Thank you very much for the link. I have checked it. I am searching to do such kind of transfer but as per yet I have not found anything like it. Do you know where I shall get more information. We buy from trimark but when I have small quantity I would like to be able to print it myself.
Thank you in advance
GV


----------



## shawnmarko (Dec 11, 2013)

Looks like a standard screen print transfer we all have been doing for years... just re-branding the name with a lot of smoke and mirrors...


----------



## Rockford (Jan 18, 2010)

I know this is an old thread but i have yet to hear of any real explanation for true edge transfers. definitely not plastisol transfers.
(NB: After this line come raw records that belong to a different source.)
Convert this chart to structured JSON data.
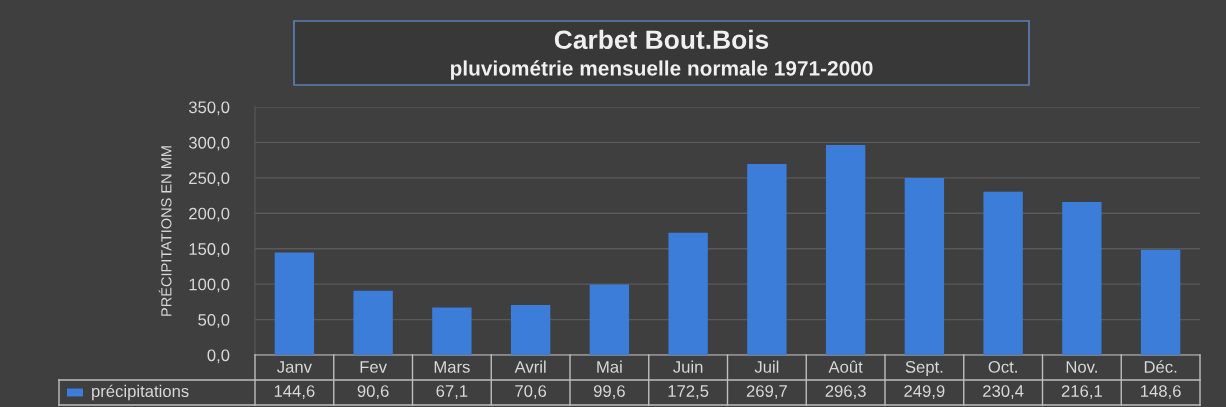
{
  "chart_data": {
    "type": "bar",
    "title": "Carbet Bout.Bois",
    "subtitle": "pluviométrie mensuelle normale 1971-2000",
    "ylabel": "PRÉCIPITATIONS EN MM",
    "categories": [
      "Janv",
      "Fev",
      "Mars",
      "Avril",
      "Mai",
      "Juin",
      "Juil",
      "Août",
      "Sept.",
      "Oct.",
      "Nov.",
      "Déc."
    ],
    "series": [
      {
        "name": "précipitations",
        "color": "#3b7dd8",
        "values": [
          144.6,
          90.6,
          67.1,
          70.6,
          99.6,
          172.5,
          269.7,
          296.3,
          249.9,
          230.4,
          216.1,
          148.6
        ],
        "value_labels": [
          "144,6",
          "90,6",
          "67,1",
          "70,6",
          "99,6",
          "172,5",
          "269,7",
          "296,3",
          "249,9",
          "230,4",
          "216,1",
          "148,6"
        ]
      }
    ],
    "ylim": [
      0,
      350
    ],
    "yticks": [
      {
        "value": 0,
        "label": "0,0"
      },
      {
        "value": 50,
        "label": "50,0"
      },
      {
        "value": 100,
        "label": "100,0"
      },
      {
        "value": 150,
        "label": "150,0"
      },
      {
        "value": 200,
        "label": "200,0"
      },
      {
        "value": 250,
        "label": "250,0"
      },
      {
        "value": 300,
        "label": "300,0"
      },
      {
        "value": 350,
        "label": "350,0"
      }
    ],
    "grid": "y",
    "legend": "bottom left"
  }
}
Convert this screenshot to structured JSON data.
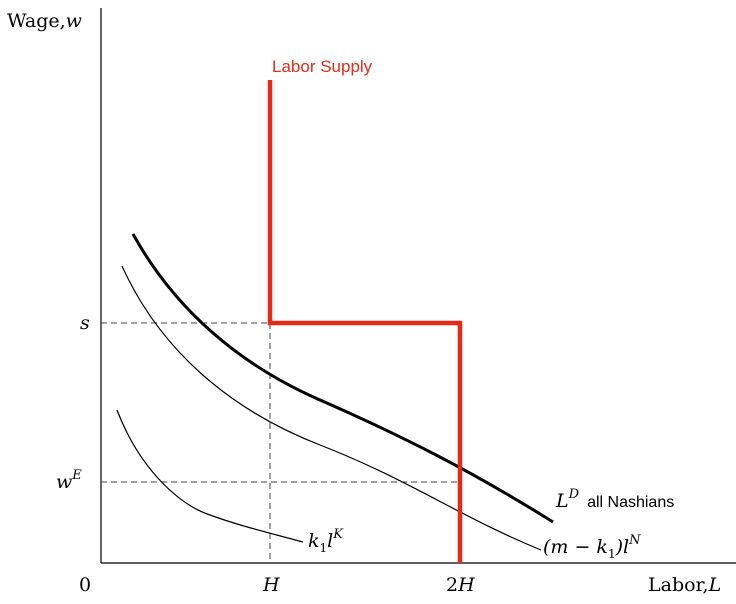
{
  "labels": {
    "y_axis": "Wage,",
    "y_axis_var": "w",
    "x_axis": "Labor,",
    "x_axis_var": "L",
    "origin": "0",
    "tick_s": "s",
    "tick_wE_base": "w",
    "tick_wE_sup": "E",
    "tick_H": "H",
    "tick_2H_coef": "2",
    "tick_2H_var": "H",
    "supply": "Labor Supply",
    "demand_base": "L",
    "demand_sup": "D",
    "demand_desc": "all Nashians",
    "curve_k_coef": "k",
    "curve_k_sub": "1",
    "curve_k_var": "l",
    "curve_k_sup": "K",
    "curve_mk_open": "(m − k",
    "curve_mk_sub": "1",
    "curve_mk_close": ")l",
    "curve_mk_sup": "N"
  },
  "colors": {
    "supply": "#e32b17",
    "axis": "#000000",
    "dashed": "#444444"
  }
}
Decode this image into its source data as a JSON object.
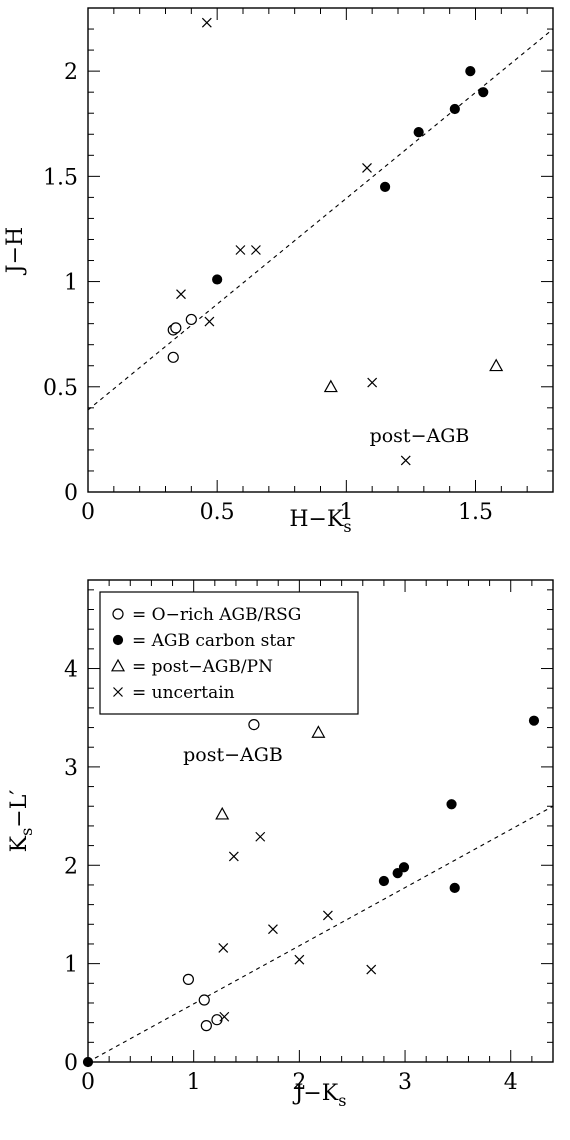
{
  "chart_data": [
    {
      "type": "scatter",
      "xlabel": "H−K",
      "xlabel_sub": "s",
      "ylabel": "J−H",
      "xlim": [
        0,
        1.8
      ],
      "ylim": [
        0,
        2.3
      ],
      "xticks": [
        0,
        0.5,
        1,
        1.5
      ],
      "xtick_labels": [
        "0",
        "0.5",
        "1",
        "1.5"
      ],
      "yticks": [
        0,
        0.5,
        1,
        1.5,
        2
      ],
      "ytick_labels": [
        "0",
        "0.5",
        "1",
        "1.5",
        "2"
      ],
      "annotations": [
        {
          "text": "post−AGB",
          "x": 1.09,
          "y": 0.27
        }
      ],
      "fit_line": {
        "style": "dashed",
        "points": [
          [
            0,
            0.39
          ],
          [
            1.8,
            2.2
          ]
        ]
      },
      "series": [
        {
          "marker": "open-circle",
          "points": [
            [
              0.33,
              0.64
            ],
            [
              0.33,
              0.77
            ],
            [
              0.34,
              0.78
            ],
            [
              0.4,
              0.82
            ]
          ]
        },
        {
          "marker": "filled-circle",
          "points": [
            [
              0.5,
              1.01
            ],
            [
              1.15,
              1.45
            ],
            [
              1.28,
              1.71
            ],
            [
              1.42,
              1.82
            ],
            [
              1.48,
              2.0
            ],
            [
              1.53,
              1.9
            ]
          ]
        },
        {
          "marker": "open-triangle",
          "points": [
            [
              0.94,
              0.5
            ],
            [
              1.58,
              0.6
            ]
          ]
        },
        {
          "marker": "cross",
          "points": [
            [
              0.46,
              2.23
            ],
            [
              0.36,
              0.94
            ],
            [
              0.47,
              0.81
            ],
            [
              0.59,
              1.15
            ],
            [
              0.65,
              1.15
            ],
            [
              1.08,
              1.54
            ],
            [
              1.1,
              0.52
            ],
            [
              1.23,
              0.15
            ]
          ]
        }
      ]
    },
    {
      "type": "scatter",
      "xlabel": "J−K",
      "xlabel_sub": "s",
      "ylabel": "K",
      "ylabel_sub": "s",
      "ylabel_suffix": "−L′",
      "xlim": [
        0,
        4.4
      ],
      "ylim": [
        0,
        4.9
      ],
      "xticks": [
        0,
        1,
        2,
        3,
        4
      ],
      "xtick_labels": [
        "0",
        "1",
        "2",
        "3",
        "4"
      ],
      "yticks": [
        0,
        1,
        2,
        3,
        4
      ],
      "ytick_labels": [
        "0",
        "1",
        "2",
        "3",
        "4"
      ],
      "annotations": [
        {
          "text": "post−AGB",
          "x": 0.9,
          "y": 3.13
        }
      ],
      "fit_line": {
        "style": "dashed",
        "points": [
          [
            0,
            0
          ],
          [
            4.4,
            2.6
          ]
        ]
      },
      "legend": {
        "placement": "top-left",
        "entries": [
          {
            "marker": "open-circle",
            "label": "= O−rich AGB/RSG"
          },
          {
            "marker": "filled-circle",
            "label": "= AGB carbon star"
          },
          {
            "marker": "open-triangle",
            "label": "= post−AGB/PN"
          },
          {
            "marker": "cross",
            "label": "= uncertain"
          }
        ]
      },
      "series": [
        {
          "marker": "open-circle",
          "points": [
            [
              0.95,
              0.84
            ],
            [
              1.1,
              0.63
            ],
            [
              1.12,
              0.37
            ],
            [
              1.22,
              0.43
            ],
            [
              1.57,
              3.43
            ]
          ]
        },
        {
          "marker": "filled-circle",
          "points": [
            [
              0.0,
              0.0
            ],
            [
              2.8,
              1.84
            ],
            [
              2.93,
              1.92
            ],
            [
              2.99,
              1.98
            ],
            [
              3.44,
              2.62
            ],
            [
              3.47,
              1.77
            ],
            [
              4.22,
              3.47
            ]
          ]
        },
        {
          "marker": "open-triangle",
          "points": [
            [
              1.27,
              2.52
            ],
            [
              2.18,
              3.35
            ]
          ]
        },
        {
          "marker": "cross",
          "points": [
            [
              1.28,
              1.16
            ],
            [
              1.29,
              0.46
            ],
            [
              1.38,
              2.09
            ],
            [
              1.63,
              2.29
            ],
            [
              1.75,
              1.35
            ],
            [
              2.0,
              1.04
            ],
            [
              2.27,
              1.49
            ],
            [
              2.68,
              0.94
            ]
          ]
        }
      ]
    }
  ]
}
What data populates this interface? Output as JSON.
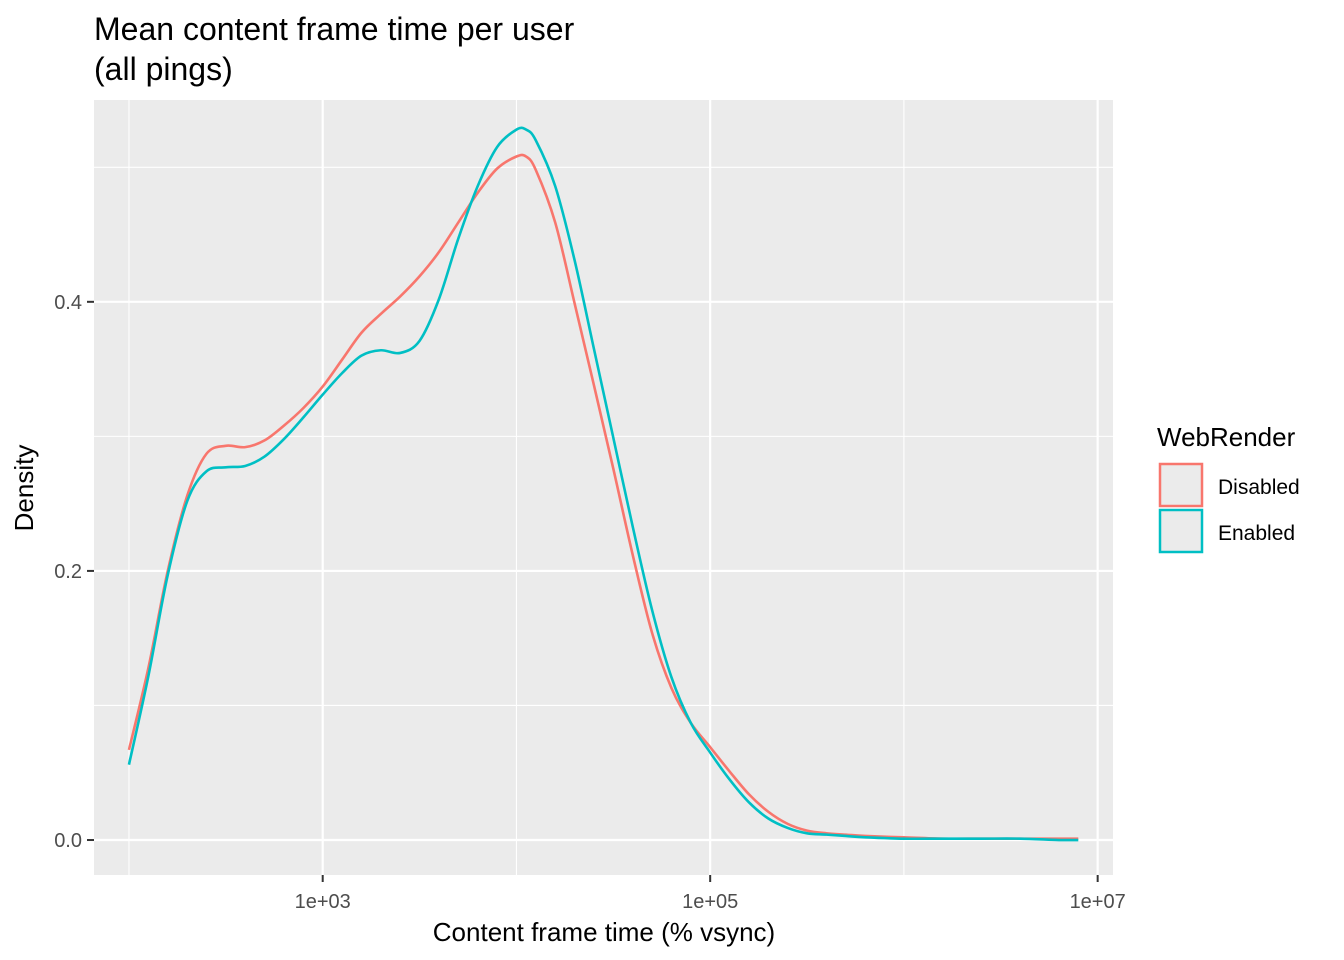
{
  "chart_data": {
    "type": "line",
    "title": "Mean content frame time per user",
    "subtitle": "(all pings)",
    "xlabel": "Content frame time (% vsync)",
    "ylabel": "Density",
    "x_scale": "log10",
    "xlim": [
      66,
      12000000
    ],
    "ylim": [
      -0.026,
      0.55
    ],
    "x_ticks": [
      {
        "value": 1000,
        "label": "1e+03"
      },
      {
        "value": 100000,
        "label": "1e+05"
      },
      {
        "value": 10000000,
        "label": "1e+07"
      }
    ],
    "y_ticks": [
      {
        "value": 0.0,
        "label": "0.0"
      },
      {
        "value": 0.2,
        "label": "0.2"
      },
      {
        "value": 0.4,
        "label": "0.4"
      }
    ],
    "grid": true,
    "legend": {
      "title": "WebRender",
      "placement": "right"
    },
    "series": [
      {
        "name": "Disabled",
        "color": "#F8766D",
        "x": [
          100,
          126,
          158,
          200,
          251,
          316,
          398,
          501,
          631,
          794,
          1000,
          1259,
          1585,
          1995,
          2512,
          3162,
          3981,
          5012,
          6310,
          7943,
          10000,
          11220,
          12589,
          15849,
          19953,
          25119,
          31623,
          39811,
          50119,
          63096,
          79433,
          100000,
          125893,
          158489,
          199526,
          251189,
          316228,
          398107,
          501187,
          630957,
          1000000,
          1584893,
          2511886,
          3981072,
          6309573,
          7943282
        ],
        "y": [
          0.067,
          0.128,
          0.199,
          0.256,
          0.287,
          0.293,
          0.292,
          0.297,
          0.308,
          0.321,
          0.337,
          0.357,
          0.377,
          0.391,
          0.404,
          0.419,
          0.437,
          0.459,
          0.481,
          0.499,
          0.508,
          0.508,
          0.498,
          0.459,
          0.399,
          0.338,
          0.276,
          0.212,
          0.154,
          0.113,
          0.087,
          0.069,
          0.051,
          0.034,
          0.021,
          0.012,
          0.007,
          0.005,
          0.004,
          0.003,
          0.002,
          0.001,
          0.001,
          0.001,
          0.001,
          0.001
        ]
      },
      {
        "name": "Enabled",
        "color": "#00BFC4",
        "x": [
          100,
          126,
          158,
          200,
          251,
          316,
          398,
          501,
          631,
          794,
          1000,
          1259,
          1585,
          1995,
          2512,
          3162,
          3981,
          5012,
          6310,
          7943,
          10000,
          11220,
          12589,
          15849,
          19953,
          25119,
          31623,
          39811,
          50119,
          63096,
          79433,
          100000,
          125893,
          158489,
          199526,
          251189,
          316228,
          398107,
          501187,
          630957,
          1000000,
          1584893,
          2511886,
          3981072,
          6309573,
          7943282
        ],
        "y": [
          0.056,
          0.122,
          0.196,
          0.252,
          0.274,
          0.277,
          0.278,
          0.285,
          0.298,
          0.314,
          0.331,
          0.347,
          0.36,
          0.364,
          0.362,
          0.371,
          0.402,
          0.447,
          0.486,
          0.515,
          0.528,
          0.528,
          0.52,
          0.486,
          0.431,
          0.365,
          0.299,
          0.233,
          0.171,
          0.121,
          0.087,
          0.065,
          0.045,
          0.028,
          0.016,
          0.009,
          0.005,
          0.004,
          0.003,
          0.002,
          0.001,
          0.001,
          0.001,
          0.001,
          0.0,
          0.0
        ]
      }
    ]
  }
}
Wonder if they are litho transfers?? Would really like to know.


----------



## ChillaxTees (Sep 12, 2015)

I am not sure how standard screen print transfer are made but I assume its multiple screens creating the image as I thought this edge transfer sounded like it was printed... Again I am unsure of how standard screen print transfers are made. but this edge transfer look s cool. 

Cant wait to do some research on it


----------



## roadrunner197069 (Nov 22, 2015)

True edge transfers are made with oki data white toner led printers. I just bought one it will be here tomorrow.


----------



## Rockford (Jan 18, 2010)

Are you using Forever transfer paper with that printer? if so, Im not sure that's what True Edge transfers are. If you have ever seen a sample of a True edge transfer, they have a much softer, flexible feel than any laser or led transfer Ive ever seen.


----------



## roadrunner197069 (Nov 22, 2015)

Im not sure which paper they are using but it is definitely laser printed. Maybe the wow paper. And probably made with a rip for a better hand.


----------



## Rockford (Jan 18, 2010)

You could be right however I though all those rip programs really do is create tiny perforations in the transfer but the substrate doesnt really change. These True Edge things have very fine text and an almost rubbery feel. Ive been hounding my reps about it for several months and an unnamed Stahls/TransferExpress rep at the recent Atlanta show suggested it sounds an awful lot like a Litho transfer which would explain the 4 color process and expensive setup fees Trimark asks for. Litho requires that the under base and adhesive is screen printed on. If this is correct then its really not a digital process at all.


----------



## ArferMo (Jul 18, 2010)

WoW adhesive paper is screen printed ;-)


----------



## bbuffkin08 (Dec 19, 2011)

I went to the website but couldn't figure out how to get pricing on the true edge....does anyone have pricing?


Rockford said:


> Are you using Forever transfer paper with that printer? if so, Im not sure that's what True Edge transfers are. If you have ever seen a sample of a True edge transfer, they have a much softer, flexible feel than any laser or led transfer Ive ever seen.


----------



## Rockford (Jan 18, 2010)

if you log in with your vendor code each product shows the decorated running charge. However on the product page it says decoration can not be ordered online. You have email them a PO with your decoration options and artwork. Thats when they hit you with the setup fee. If you have a wholesale account with them your rep would supply you with a decoration price list.


----------